Друзья подводника продержались чуть ли не целый час. Не они женились, не у них стрессовая ситуация, потому и смогли выдюжить. Под громогласное «горько!» целовались свидетели, оба мужчины, но к девятнадцати ноль-ноль по московскому времени полегли все, как один, кроме командира, сдавшись на милость Бахуса. А бог вина постарался, проявил разнообразие, уложив одних на стол головами, других на банкетки у площадки для танцев, а третьих так и вовсе на пол. Командир подводной лодки, не утомляясь, повторял:

— А мне что, я — капитан!

Предусмотрительность невесты, ее хлопоты со сценарием свадьбы, расписанным по минутам, полностью себя оправдали. По крайней мере, она знала, что и когда должно происходить, пусть не могла присутствовать при этом лично. Оставшиеся в строю пожилые родственники долго не отпускали пародиста — за все заплачено, пусть отрабатывает. Володины игры-конкурсы с надуванием воздушных шариков и веселыми плясками успеха среди оставшихся не имели, что не означало окончания работы. Нет, отпустили их, как положено, не раньше половины двенадцатого.

Алик выделил среди гостей одну старушку и выискивал ее взглядом на протяжении всего празднества, хотя хорошеньких девушек, оставшихся без кавалеров, было в избытке. Маленькая старушонка в традиционном платочке и темном шерстяном платьице тихонечко сидела на стуле, ничего не пила и почти ничего не ела, но стоило Алику отвлечься, старушка, казалось, пришитая к своему месту, пропадала и обнаруживалась на другом конце стола, такая же неподвижная и малозаметная.

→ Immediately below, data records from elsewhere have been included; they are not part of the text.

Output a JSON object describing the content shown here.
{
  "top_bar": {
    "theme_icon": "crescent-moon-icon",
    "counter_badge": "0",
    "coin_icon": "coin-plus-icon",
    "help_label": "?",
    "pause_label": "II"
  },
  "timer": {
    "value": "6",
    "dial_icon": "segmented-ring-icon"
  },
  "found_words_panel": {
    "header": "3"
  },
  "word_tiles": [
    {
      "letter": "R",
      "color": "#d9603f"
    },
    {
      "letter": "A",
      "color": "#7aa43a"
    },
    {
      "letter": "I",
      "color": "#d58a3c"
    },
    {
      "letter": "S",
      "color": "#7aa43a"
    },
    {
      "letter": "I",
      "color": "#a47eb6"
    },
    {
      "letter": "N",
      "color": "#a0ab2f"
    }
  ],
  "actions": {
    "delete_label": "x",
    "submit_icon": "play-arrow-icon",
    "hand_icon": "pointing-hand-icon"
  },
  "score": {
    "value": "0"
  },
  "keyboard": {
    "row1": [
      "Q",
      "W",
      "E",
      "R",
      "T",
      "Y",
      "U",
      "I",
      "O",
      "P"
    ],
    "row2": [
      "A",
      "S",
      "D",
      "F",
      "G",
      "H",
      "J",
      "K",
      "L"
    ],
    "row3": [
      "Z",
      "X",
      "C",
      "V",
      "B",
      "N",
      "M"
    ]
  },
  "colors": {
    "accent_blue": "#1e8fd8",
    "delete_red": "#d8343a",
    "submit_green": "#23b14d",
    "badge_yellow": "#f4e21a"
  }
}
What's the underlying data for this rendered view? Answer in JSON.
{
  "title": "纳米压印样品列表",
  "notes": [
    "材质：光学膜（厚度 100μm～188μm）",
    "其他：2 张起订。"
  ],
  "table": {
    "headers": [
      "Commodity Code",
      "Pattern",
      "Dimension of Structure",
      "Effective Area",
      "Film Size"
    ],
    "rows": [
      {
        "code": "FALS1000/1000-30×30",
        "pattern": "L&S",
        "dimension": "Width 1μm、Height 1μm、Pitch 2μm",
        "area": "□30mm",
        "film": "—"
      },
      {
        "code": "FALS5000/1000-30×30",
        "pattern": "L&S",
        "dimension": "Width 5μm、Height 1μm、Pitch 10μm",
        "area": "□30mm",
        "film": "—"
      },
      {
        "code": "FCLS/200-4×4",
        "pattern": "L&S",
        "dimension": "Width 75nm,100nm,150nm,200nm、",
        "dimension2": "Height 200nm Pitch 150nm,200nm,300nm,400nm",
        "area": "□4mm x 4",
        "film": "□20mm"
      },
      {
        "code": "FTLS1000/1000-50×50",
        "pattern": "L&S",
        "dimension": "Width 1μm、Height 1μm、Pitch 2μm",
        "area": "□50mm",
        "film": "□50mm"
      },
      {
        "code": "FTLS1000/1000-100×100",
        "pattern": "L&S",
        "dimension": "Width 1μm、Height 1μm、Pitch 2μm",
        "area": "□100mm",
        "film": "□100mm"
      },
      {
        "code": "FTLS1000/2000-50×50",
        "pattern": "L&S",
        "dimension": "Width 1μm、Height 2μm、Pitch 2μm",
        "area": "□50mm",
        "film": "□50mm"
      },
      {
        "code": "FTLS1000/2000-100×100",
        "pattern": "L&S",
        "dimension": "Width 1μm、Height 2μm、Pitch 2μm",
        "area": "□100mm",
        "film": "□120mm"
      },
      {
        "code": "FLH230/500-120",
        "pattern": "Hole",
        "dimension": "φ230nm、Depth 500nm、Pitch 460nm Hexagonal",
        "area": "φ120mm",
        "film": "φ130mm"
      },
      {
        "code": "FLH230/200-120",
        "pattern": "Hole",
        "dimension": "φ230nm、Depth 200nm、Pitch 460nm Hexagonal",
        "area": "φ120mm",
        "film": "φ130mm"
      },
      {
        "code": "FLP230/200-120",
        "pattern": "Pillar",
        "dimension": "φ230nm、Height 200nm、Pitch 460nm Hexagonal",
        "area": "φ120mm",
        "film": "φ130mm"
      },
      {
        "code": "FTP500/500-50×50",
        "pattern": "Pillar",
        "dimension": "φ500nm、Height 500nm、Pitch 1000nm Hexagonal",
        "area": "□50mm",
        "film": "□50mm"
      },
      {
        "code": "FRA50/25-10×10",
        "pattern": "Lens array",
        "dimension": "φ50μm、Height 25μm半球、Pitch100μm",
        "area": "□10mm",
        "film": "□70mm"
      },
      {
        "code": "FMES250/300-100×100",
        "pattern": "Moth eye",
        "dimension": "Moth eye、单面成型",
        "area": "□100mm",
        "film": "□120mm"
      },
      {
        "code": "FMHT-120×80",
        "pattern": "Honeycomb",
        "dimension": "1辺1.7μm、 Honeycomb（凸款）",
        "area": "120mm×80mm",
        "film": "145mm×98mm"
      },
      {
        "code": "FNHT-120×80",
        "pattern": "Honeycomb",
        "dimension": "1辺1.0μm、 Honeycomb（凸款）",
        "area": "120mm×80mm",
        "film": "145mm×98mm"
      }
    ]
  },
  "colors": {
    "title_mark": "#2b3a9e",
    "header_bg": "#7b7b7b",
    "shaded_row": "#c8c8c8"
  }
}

— На кого ты уставился? — заинтересовался Володя. — Неужели присмотрел себе барышню?

— Ты случайно не знаешь, что за бабулька вон в том углу? — Алик мотнул головой, украшенной большими профессиональными наушниками.

— Вроде бы соседка матери невесты по бывшей коммуналке, но точно не знаю, на нее тост и подарок не заказывали, — отвечал Володя, справившись с записями в блокноте. — А что, ты теперь старушками интересуешься для разнообразия?

— Чертовщина какая-то. Могу поклясться, что я ее знаю, — пробормотал Алик.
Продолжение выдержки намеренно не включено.